Any doctors in the house?Koichi Hamada, professor emeritus at Yale University, is lauded as the architect of “Abenomics,” a vigorous mix of fiscal and monetary policies aimed at ending Japan’s deflation and its lost decades and reviving the glory of Japan Inc. Critics of the ultra-loose and profligate monetary policy sarcastically address him as the ringleader of followers chasing a bubble to be blown up by Abenomics, which happens to have sent stocks to multiyear highs and the local currency to multiyear lows.
A longtime critic of the hapless attempts of previous governments and central bank leaders to fix and rejuvenate the moribund economy, Hamada helped shape economic policies for Abe when he was running for the prime ministership for the second time last year. He now serves as nonpermanent special adviser to the Abe cabinet, traveling across the Pacific to help expedite his set of prescriptions to re-inflate the economy.
Hamada became acquainted with Abe while working for a think tank run by former foreign minister Shintaro Abe, who is Shinzo Abe’s father.
Hamada’s name may not be familiar in Korea but he has been dubbed the most promising candidate among Japanese scholars for the Noble Prize in Economics. His books diagnosing the problems of the Japanese economy and suggesting prescriptions to save it are bestsellers in Japan. Their author enjoys celebrity status in Japan.
His prescriptions are not that difficult: Push the Japanese economy out of deflation through a bold quantitative easing policy and reverse the steep appreciation of the yen. Born in 1936, when British economist John Maynard Keynes published his landmark “The General Theory of Employment, Interest and Money,” Hamada is a self-proclaimed champion of Keynesian theory, which advocates a mixed economy with a greater role for the government and public intervention during times of recessions or economic slowdowns.
Hamada argues that Japan will be safely out of its deflationary spiral when annual inflation of 2 to 4 percent is attained. Critics warn that would actually spell stagnation.
Above all, Hamada’s prescriptions clashed with the judgements of Masaaki Shirakawa, a former governor of Bank of Japan who was forced to retire before his term ended after Abe took office.

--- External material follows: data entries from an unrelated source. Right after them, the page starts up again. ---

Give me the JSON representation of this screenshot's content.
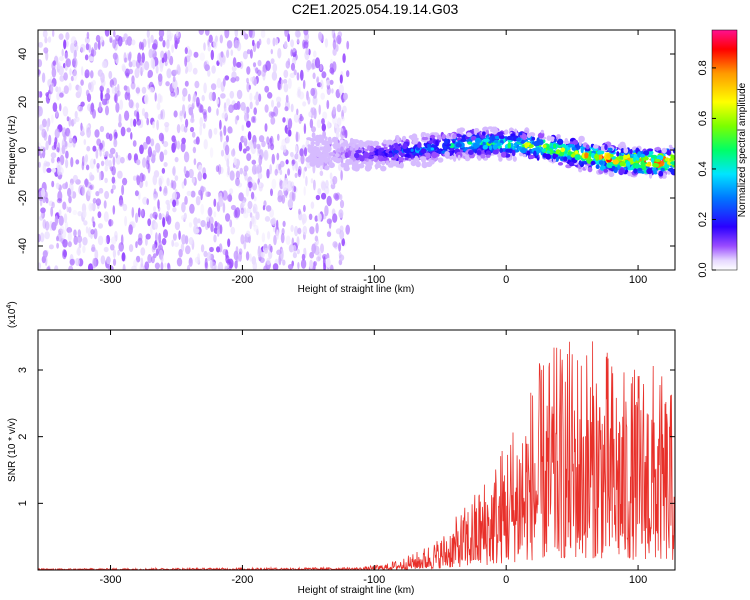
{
  "title": "C2E1.2025.054.19.14.G03",
  "colors": {
    "line": "#e8302a",
    "axis": "#000000"
  },
  "chart_data": [
    {
      "type": "heatmap",
      "xlabel": "Height of straight line (km)",
      "ylabel": "Frequency (Hz)",
      "xlim": [
        -355,
        128
      ],
      "ylim": [
        -50,
        50
      ],
      "xticks": [
        -300,
        -200,
        -100,
        0,
        100
      ],
      "yticks": [
        -40,
        -20,
        0,
        20,
        40
      ],
      "colorbar": {
        "label": "Normalized spectral amplitude",
        "range": [
          0,
          0.95
        ],
        "ticks": [
          0.0,
          0.2,
          0.4,
          0.6,
          0.8
        ]
      },
      "regions": [
        {
          "description": "scattered low-amplitude noise",
          "x": [
            -355,
            -120
          ],
          "y": [
            -50,
            50
          ],
          "amplitude": 0.05
        },
        {
          "description": "signal band",
          "x": [
            -150,
            128
          ],
          "frequency_center": 0,
          "amplitude_max": 0.95
        }
      ]
    },
    {
      "type": "line",
      "xlabel": "Height of straight line (km)",
      "ylabel": "SNR (10 * v/v)",
      "y_multiplier": "(x10",
      "y_multiplier_exp": "4",
      "xlim": [
        -355,
        128
      ],
      "ylim": [
        0,
        3.6
      ],
      "xticks": [
        -300,
        -200,
        -100,
        0,
        100
      ],
      "yticks": [
        1,
        2,
        3
      ],
      "envelope": [
        {
          "x": -355,
          "y": 0.02
        },
        {
          "x": -110,
          "y": 0.04
        },
        {
          "x": -90,
          "y": 0.1
        },
        {
          "x": -70,
          "y": 0.25
        },
        {
          "x": -50,
          "y": 0.5
        },
        {
          "x": -30,
          "y": 1.0
        },
        {
          "x": -10,
          "y": 1.6
        },
        {
          "x": 10,
          "y": 2.5
        },
        {
          "x": 30,
          "y": 3.3
        },
        {
          "x": 50,
          "y": 3.5
        },
        {
          "x": 70,
          "y": 3.5
        },
        {
          "x": 90,
          "y": 3.0
        },
        {
          "x": 110,
          "y": 3.2
        },
        {
          "x": 128,
          "y": 2.6
        }
      ]
    }
  ]
}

Hamada and Shirakawa shared the same ideas when they were teacher and student but now stand poles apart. Hamada recalled that he was impressed by Shirakwa’s brilliance while he was teaching at the University of Tokyo. The economist, frustrated with the over-timidity and inactivity of the central bank, sent his book “Japan’s Bubble, Deflation, and Long-term Stagnation”(2010) to recommend a much bolder monetary policy.
Shirakawa returned the book to his former teacher with the polite yet tart reply that he would buy the book if he wanted to read it. Hamada became more outspoken in criticizing Shirakawa after that, calling him “a canary that forgot how to sing.” The teacher and his pupil have become public enemies to one another.
Hamada encourages Japanese authorities to go all-out and use “all the policy measures imaginable” to generate momentum to save the Japanese economy as if it was their last chance. He urges them not to care about the “beggar-thy-neighbor” criticisms from countries affected by the weaker yen. According to his belief, currency wars are the prerogative of every country with something to gain and the means to fight them. His clear-cut rhetoric and slogans are refreshing to the ears of far-right groups in Japan. They promise greatness again. The conservative media and publishing houses are busy hyping his doctrine of a phoenix-like rise.
But Hamada should not be confused with the simple-minded and radical Abe. His prescriptions may come across as simple and rough, but they nevertheless originate from long study and experience. Hamada survived fierce debates in the rough and tumble world of economists. He has all responses at the ready about concerns over hyper-inflation or a second Japanese asset bubble.
Economics is different from physical sciences. It can’t be lab tested. It’s hard to tell whether measures will work until they are tried. And damage can be done.
But one thing is for sure: Abenomics has succeeded in reversing the gloomy markets in Japan. Shares are hitting multiyear highs and private spending also is picking up. Some are already coming up with a forecast that the Japanese economy will perform better than Korea’s - for the first time in 15 years. That explains why Abe enjoys a remarkable popularity rating of 70 percent or more.
We do not necessarily have to have economic growth higher than Japan’s. That comparison doesn’t have much meaning. Shares can come down as quickly as they climb. What we envy, however, is Japan having a passionate veteran economist who will defy any criticism for the sake of shaking awake a comatose economy.
Here at home, our president and politicians are still discussing an ambiguous concept of trying to make a “creative economy” and taking their time about it while boosting welfare spending like advanced economies. Meanwhile, the real economy is sinking fast. Is there a doctor in the house?
* The author is an editorial writer of the JoongAng Ilbo.